Since tree-based machine learning models like XGBoost offer in-built explainability, it is possible to interrogate and explain which features were most important in predicting the outcome of cell line sensitivities. These importances generated via Shapley values (Rozemberczki et al., 2022) show kinase inhibition states to be overwhelmingly more important for predicting cell line responses when compared to baseline gene expression. Kinases involved in cell cycle and proliferation are overrepresented in the top 25 features (Fig. 3C) (MAP2K, MEK2, CDKL5 etc.), and we further annotated each kinase with whether they are considered by current NIH guidelines as understudied (“Dark”) or well-characterized (“Light”) (Berginski et al., 2021b; Oprea et al., 2018). Interestingly four kinase interactor proteins are included as well, suggesting that interactions between inhibitors and non-kinases (off-target effects) have important consequences for cell viability. Baseline gene expression features show much lower model importances (Fig. 3D), but 40% of the top 25 genes have known interactions with kinases whose inhibition states are used in the model.

Inclusion of various multi-omics data with kinome inhibition states and gene expression did not improve model predictive performance

In addition to the baseline gene expression data, all the cell lines in the DepMap database have three other profiling data types available: copy number variation, gene essentiality from CRISPR/KO, and baseline proteomics. To see if inclusion of these data into models would improve predictions, we integrated these with the modeling dataset of kinome inhibition states and gene expression and used identical modeling strategies described above to select correlated features, build, and evaluate LASSO, random forest, and XGBoost models (Fig. S2). We found that adding in the various multi-omic data types did not significantly outperform the models limited to kinase inhibition states combined with baseline gene expression (R² of ∼0.69 for predicting IC₅₀).

Experimental validation of model predictions were successful in characterized and novel cell lines

After fitting the model on 70,000 cell line-drug combinations, predictions were made on 1.2 million unseen (not previously seen by the model) drug-cell line combinations (Fig. 4A). Approximately 90% of the untested inhibitors were associated with KINOMEscan datasets. As an initial validation, we tested a subset of the predictions in well-characterized breast cancer cell lines, two unseen by the models and two previously seen (HER2 positive: SK-BR-3, BT-474 and two triple negative: SUM159, HCC1806). We analyzed the performance of the model on experimental data for unseen drug-cell line combinations, arriving at an R value ∼0.6 for all but one (SKBR3) breast cancer cell line (Fig. 4B). Notably, all the drugs tested had kinome profiling data from the Kinobeads assay.
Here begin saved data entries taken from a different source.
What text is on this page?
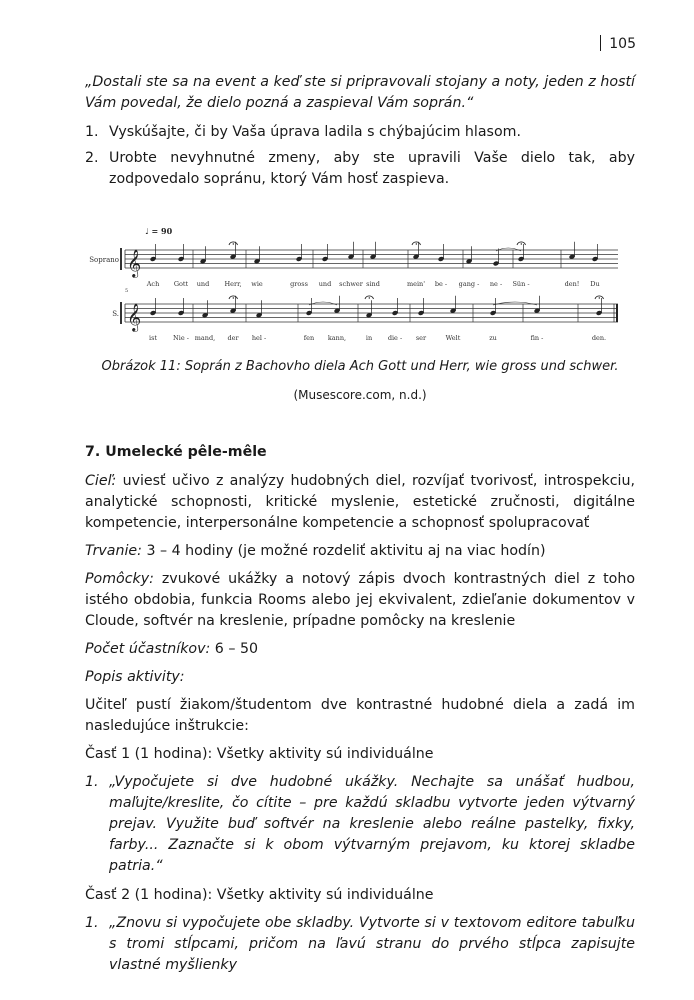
105

„Dostali ste sa na event a keď ste si pripravovali stojany a noty, jeden z hostí Vám povedal, že dielo pozná a zaspieval Vám soprán.“

1. Vyskúšajte, či by Vaša úprava ladila s chýbajúcim hlasom.
2. Urobte nevyhnutné zmeny, aby ste upravili Vaše dielo tak, aby zodpovedalo sopránu, ktorý Vám hosť zaspieva.
𝄞
Soprano
♩ = 90
Ach Gott und Herr, wie	gross und schwer sind	mein' be - gang - ne - Sün -	den! Du
5
𝄞
S.
ist Nie - mand, der hel -	fen kann,	in die - ser	Welt	zu	fin -	den.
Obrázok 11: Soprán z Bachovho diela Ach Gott und Herr, wie gross und schwer.
(Musescore.com, n.d.)
7. Umelecké pêle-mêle

Cieľ: uviesť učivo z analýzy hudobných diel, rozvíjať tvorivosť, introspekciu, analytické schopnosti, kritické myslenie, estetické zručnosti, digitálne kompetencie, interpersonálne kompetencie a schopnosť spolupracovať

Trvanie: 3 – 4 hodiny (je možné rozdeliť aktivitu aj na viac hodín)

Pomôcky: zvukové ukážky a notový zápis dvoch kontrastných diel z toho istého obdobia, funkcia Rooms alebo jej ekvivalent, zdieľanie dokumentov v Cloude, softvér na kreslenie, prípadne pomôcky na kreslenie

Počet účastníkov: 6 – 50

Popis aktivity:

Učiteľ pustí žiakom/študentom dve kontrastné hudobné diela a zadá im nasledujúce inštrukcie:

Časť 1 (1 hodina): Všetky aktivity sú individuálne

1. „Vypočujete si dve hudobné ukážky. Nechajte sa unášať hudbou, maľujte/kreslite, čo cítite – pre každú skladbu vytvorte jeden výtvarný prejav. Využite buď softvér na kreslenie alebo reálne pastelky, fixky, farby... Zaznačte si k obom výtvarným prejavom, ku ktorej skladbe patria.“

Časť 2 (1 hodina): Všetky aktivity sú individuálne

1. „Znovu si vypočujete obe skladby. Vytvorte si v textovom editore tabuľku s tromi stĺpcami, pričom na ľavú stranu do prvého stĺpca zapisujte vlastné myšlienky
We then further validated the model by predicting inhibitor effects from collected RNAseq data in tumor (two samples) and stroma (one sample) derived cell lines from PDAC patients (Lipner et al., 2020; Berginski et al., 2021a). Importantly, these patient-derived cell lines were profiled for baseline gene expression in-house and represent a challenging and highly heterogeneous transcriptional landscape which the model has not seen before. Dose–response AUC predictions were made by the model for 58 drugs with kinome profiling data from the Kinobeads assay and 18 drugs with kinome profiling data from the KINOMEscan assay. The model predicted AUCs were compared to experimentally generated AUCs, revealing an average R ∼0.5 for drugs with kinome profiling data from the Kinobeads assay tested in patient stroma-derived cell lines (Fig. 4C), and R ∼0.4 for drugs with kinome profiling data from the KINOMEscan assay. On the other hand, in patient tumor-derived cell lines, drugs from kinobeads had model accuracy R ∼0.49, and drugs from KINOMEscan had R ∼0.3 (Fig. 4C).